Neumega is indicated for the prevention of severe thrombocytopenia and to reduce the need for platelet transfusions following myelosuppressive chemotherapy in patients with non-myeloid malignancies who are at high risk of severe thrombocytopenia. Neupogen is indicated for reduction in duration of neutropenia and in the incidence of febrile neutropenia in patients treated with established cytotoxic chemotherapy for non-myeloid malignancy.
An oncology patient (being treated as an outpatient) had a prescription for Neumega 3,500 micrograms via subcutaneous injection to treat chemotherapy-induced thrombocytopenia. The patient was also receiving Leukine (sargramostim) for a low white blood cell count.
A pharmacist misread the order for Neumega as Neupogen and the dose was also misread. The patient received Neupogen 350 micrograms via subcutaneous injection. The mistake was discovered after the second dose. The patient was monitored for adverse effects or lasting sequelae from the Leukine-Neupogen combination, but none were identified. The patient’s platelet count was not affected and his WBC count returned to normal limits within the next two days. However, such an error could be serious if the patient was severely thrombocytopenic and needed the platelet “boost” by Neumega to prevent bleeding. Similarly, a leukopenic patient would receive no benefit from administration of Neumega.

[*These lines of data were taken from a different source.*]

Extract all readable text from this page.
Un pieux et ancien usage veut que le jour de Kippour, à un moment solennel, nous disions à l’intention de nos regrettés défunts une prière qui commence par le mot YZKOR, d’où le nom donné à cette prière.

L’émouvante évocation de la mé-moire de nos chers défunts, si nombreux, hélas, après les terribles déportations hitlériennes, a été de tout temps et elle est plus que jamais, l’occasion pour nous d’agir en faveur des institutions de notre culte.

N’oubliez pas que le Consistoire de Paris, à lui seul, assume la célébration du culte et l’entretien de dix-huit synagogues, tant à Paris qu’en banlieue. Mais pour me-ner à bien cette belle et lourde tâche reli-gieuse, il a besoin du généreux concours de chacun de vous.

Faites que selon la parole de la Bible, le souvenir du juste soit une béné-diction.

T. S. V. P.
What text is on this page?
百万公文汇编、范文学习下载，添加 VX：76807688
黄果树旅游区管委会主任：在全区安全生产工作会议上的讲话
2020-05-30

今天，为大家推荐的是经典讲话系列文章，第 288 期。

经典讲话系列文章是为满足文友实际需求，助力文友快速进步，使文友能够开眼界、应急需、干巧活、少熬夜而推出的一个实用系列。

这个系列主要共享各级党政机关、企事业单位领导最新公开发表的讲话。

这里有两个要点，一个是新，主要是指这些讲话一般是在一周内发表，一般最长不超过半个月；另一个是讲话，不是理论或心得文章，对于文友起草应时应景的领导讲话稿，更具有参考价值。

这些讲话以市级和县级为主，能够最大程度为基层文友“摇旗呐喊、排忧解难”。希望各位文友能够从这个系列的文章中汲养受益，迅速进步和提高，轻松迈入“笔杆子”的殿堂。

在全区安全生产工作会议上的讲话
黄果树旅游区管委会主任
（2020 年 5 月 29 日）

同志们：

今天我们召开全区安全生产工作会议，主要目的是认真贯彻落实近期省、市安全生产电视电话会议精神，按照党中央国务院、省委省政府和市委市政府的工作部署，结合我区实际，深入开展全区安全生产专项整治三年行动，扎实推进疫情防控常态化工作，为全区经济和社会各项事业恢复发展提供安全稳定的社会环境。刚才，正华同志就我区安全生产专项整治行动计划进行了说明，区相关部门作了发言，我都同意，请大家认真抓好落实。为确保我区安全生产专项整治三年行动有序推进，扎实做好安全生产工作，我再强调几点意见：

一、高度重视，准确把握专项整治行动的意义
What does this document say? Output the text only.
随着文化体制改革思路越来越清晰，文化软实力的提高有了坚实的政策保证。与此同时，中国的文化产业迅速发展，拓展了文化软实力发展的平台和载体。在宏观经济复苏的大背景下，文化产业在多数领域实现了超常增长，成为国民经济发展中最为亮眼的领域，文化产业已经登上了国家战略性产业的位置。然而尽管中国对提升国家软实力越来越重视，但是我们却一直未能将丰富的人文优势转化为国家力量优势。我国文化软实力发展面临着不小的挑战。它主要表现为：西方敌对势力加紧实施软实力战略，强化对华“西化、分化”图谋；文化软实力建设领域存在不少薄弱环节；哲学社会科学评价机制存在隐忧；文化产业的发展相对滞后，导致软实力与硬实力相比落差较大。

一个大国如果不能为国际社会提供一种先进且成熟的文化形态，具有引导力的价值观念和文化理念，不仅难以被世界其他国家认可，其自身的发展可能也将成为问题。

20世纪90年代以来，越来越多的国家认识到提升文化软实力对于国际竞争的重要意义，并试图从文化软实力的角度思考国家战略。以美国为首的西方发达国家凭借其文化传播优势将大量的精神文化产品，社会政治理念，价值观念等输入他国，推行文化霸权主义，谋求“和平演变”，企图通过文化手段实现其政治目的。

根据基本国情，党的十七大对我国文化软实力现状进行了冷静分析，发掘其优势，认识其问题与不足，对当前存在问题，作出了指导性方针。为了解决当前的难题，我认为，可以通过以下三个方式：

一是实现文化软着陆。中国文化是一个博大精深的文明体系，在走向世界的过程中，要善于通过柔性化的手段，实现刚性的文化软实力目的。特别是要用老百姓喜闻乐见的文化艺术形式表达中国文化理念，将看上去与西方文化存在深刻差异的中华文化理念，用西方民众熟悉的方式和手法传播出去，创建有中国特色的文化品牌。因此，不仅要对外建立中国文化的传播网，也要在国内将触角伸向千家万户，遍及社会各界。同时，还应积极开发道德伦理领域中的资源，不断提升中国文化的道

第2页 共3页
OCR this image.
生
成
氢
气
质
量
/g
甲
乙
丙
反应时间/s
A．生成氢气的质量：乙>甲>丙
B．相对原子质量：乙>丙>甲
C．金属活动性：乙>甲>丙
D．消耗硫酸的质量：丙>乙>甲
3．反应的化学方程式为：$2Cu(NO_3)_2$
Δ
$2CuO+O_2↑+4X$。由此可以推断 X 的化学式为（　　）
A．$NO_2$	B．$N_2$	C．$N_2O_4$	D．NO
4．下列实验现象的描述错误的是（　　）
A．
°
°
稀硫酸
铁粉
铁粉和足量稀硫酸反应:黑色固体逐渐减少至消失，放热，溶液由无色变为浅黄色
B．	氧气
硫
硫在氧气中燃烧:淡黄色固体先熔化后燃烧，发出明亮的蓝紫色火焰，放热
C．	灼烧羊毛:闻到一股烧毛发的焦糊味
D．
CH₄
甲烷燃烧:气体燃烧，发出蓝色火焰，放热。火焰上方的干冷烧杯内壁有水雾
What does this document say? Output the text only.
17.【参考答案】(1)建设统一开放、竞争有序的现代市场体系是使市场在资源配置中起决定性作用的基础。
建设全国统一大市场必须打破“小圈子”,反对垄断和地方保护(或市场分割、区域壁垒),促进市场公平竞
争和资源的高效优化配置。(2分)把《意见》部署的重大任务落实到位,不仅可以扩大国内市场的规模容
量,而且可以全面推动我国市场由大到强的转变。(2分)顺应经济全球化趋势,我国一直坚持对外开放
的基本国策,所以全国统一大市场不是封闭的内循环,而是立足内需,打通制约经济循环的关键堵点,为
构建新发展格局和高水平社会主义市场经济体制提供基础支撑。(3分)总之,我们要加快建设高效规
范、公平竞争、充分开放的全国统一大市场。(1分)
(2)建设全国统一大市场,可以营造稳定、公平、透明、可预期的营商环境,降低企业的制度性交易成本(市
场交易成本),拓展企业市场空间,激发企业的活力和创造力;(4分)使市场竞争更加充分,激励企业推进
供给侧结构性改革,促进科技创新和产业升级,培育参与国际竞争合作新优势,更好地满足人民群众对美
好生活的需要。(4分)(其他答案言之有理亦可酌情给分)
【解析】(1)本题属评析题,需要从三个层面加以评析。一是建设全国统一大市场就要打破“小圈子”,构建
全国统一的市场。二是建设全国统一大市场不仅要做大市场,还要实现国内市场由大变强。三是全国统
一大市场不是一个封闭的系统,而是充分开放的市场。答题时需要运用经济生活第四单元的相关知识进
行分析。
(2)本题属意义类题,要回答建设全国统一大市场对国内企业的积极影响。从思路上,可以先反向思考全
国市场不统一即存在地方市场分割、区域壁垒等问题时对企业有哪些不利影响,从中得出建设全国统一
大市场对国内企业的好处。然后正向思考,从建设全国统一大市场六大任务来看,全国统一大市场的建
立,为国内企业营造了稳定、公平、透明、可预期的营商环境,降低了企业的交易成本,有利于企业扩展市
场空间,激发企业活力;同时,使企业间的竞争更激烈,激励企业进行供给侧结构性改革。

The ISMP points out that the dose of Neumega is 50 micrograms/kg/day and that of Neupogen is 5 micrograms/kg/day; however, despite the 10-fold difference in the doses, the numbers are similar enough to cause confusion, added to the fact that the names have identical first syllables and both drugs stimulate the haematopoietic system to increase production of components lost during cancer treatment. In this case, the dose of 3,500 micrograms (versus 350 micrograms) went unnoticed, possibly because both drugs were to be given subcutaneously in a small volume.
Physicians are advised to include in their orders “for platelets” or “for white cells” to reduce the likelihood of a mix-up between these two products.
Reference: ISMP Medication Safety Alert! Vol. 3, Issue 15, 29 July 1998.